Like most great art, there was a great deal of happenstance surrounding the creation of Nebraska. The record originally started life as a collection of demo tracks, intended to be performed with the E Street Band. However, the recording sessions were unfruitful, with the band seemingly unable to capture the raw essence of the original recordings. Eventually, Springsteen decided to release the demo recordings as the final cut, giving birth to one of the most stimulating records ever to be released on a major label.
Though universally respected as a songwriter, even Springsteen’s biggest fans would admit that his lyrics, particularly in the early years, often verged on saccharine, an issue which was compounded by the syrupy production of earlier hits such as Hungry Heart and Born to Run. On Nebraska, this couldn’t be further from the truth. The record’s musical production is remarkably sparse by Springsteen’s standards, consisting mainly of guitar and vocals with a smattering of keys. This new musical approach is rewarding in and of itself, and, crucially, means that your attention is focused squarely on the lyrics and the stories within them. The pairing of sparse, percussion-free soundscapes with exquisitely bittersweet lyrics are what make Nebraska Springsteen’s most compelling record.

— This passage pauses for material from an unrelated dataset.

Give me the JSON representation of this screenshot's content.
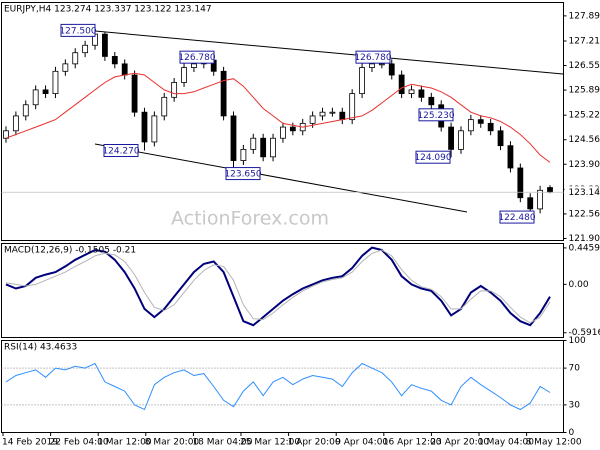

Of course, the album remains true to Springsteen’s favourite subject matter – the plight of the working man. However, instead of the defiant, burning optimism of Born to Run or Badlands, the lyrical themes on Nebraska take a much more resigned tone. Instead of the protagonists either taking pride in their lot or going out in a blaze of glory, most simply glumly accept that they are fighting a losing battle. This grim resignation and eventual decline, as much as we might hate to admit it, is much more true to life, and that’s what makes Nebraska so compelling.
The opening title track wastes no time in delving into the dark subject matter that defines the record, narrating the reflections of a mass murderer and his young female accomplice. The protagonist is unrepentant – crucially, not out of defiance, but out of apathy. Such is the narration, the murderous protagonist is not demonised, nor glorified as an antihero. He simply accepts his fate, and offers no justification or rationalisation for his crimes, finishing ‘they want to know why I did what I did/Well, sir, I guess there’s just a meanness in this world’. This is a theme that threads through the entire record – there is no theatrical tragedy, no blaze of glory; just a subdued acceptance that their faults protagonists’ wrongdoings will be punished, and their struggles will go unrewarded.
In stark contrast to the album’s hit-studded predecessor The River, there were only two singles taken from Nebraska. The lead single, Atlantic City is a classically Springsteenian depiction of a working man in above his head, desperately seeking one last throw of the dice, whatever the consequences. The second, Open All Night, is a percussion-free rock & roll swagger about the monotonous working life of a trucker. While it’s arguably the record’s weakest cut, it’s not hard to see why Columbia plumped for this as a single, when other options on the album were such candidly harrowing depictions of hardship, loss, regret, and death.
Nebraska’s most emotionally-compelling tale is that of Highway Patrolman, the story of Joe Roberts, a straight-and-narrow road cop looking out for his volatile, self-destructive brother Frankie, ultimately accepting that he is a lost cause and allowing him to flee justice. The song balances the sweet emotions expressed towards his brother with his stark realisation that no one, not even him, can save Frankie from himself. It is this tussle between a fragile optimism and acquiescence that defines the lyrical essence of this record. Even the closing track, Reason to Believe, is profoundly bittersweet. The song is ostensibly a celebration of resilience and the human spirit; a musically-upbeat relief to the preceding gloom. But on closer inspection, it feels very much like a parting shot that perfectly bookends the narrative of the record – a sardonic scoff at the foolhardiness of man.
In many ways, Nebraska was a precursor to Springsteen’s 1995 effort Ghost of Tom Joad – a stripped-down exploration of the lifelong struggles of the working classes. However, although the latter record had its fair share of great songs, and stands amongst Springsteen’s best work, it could never quite match the urgency, intensity, and raw emotion of Nebraska. Indeed, it’s tough to think of any record that has.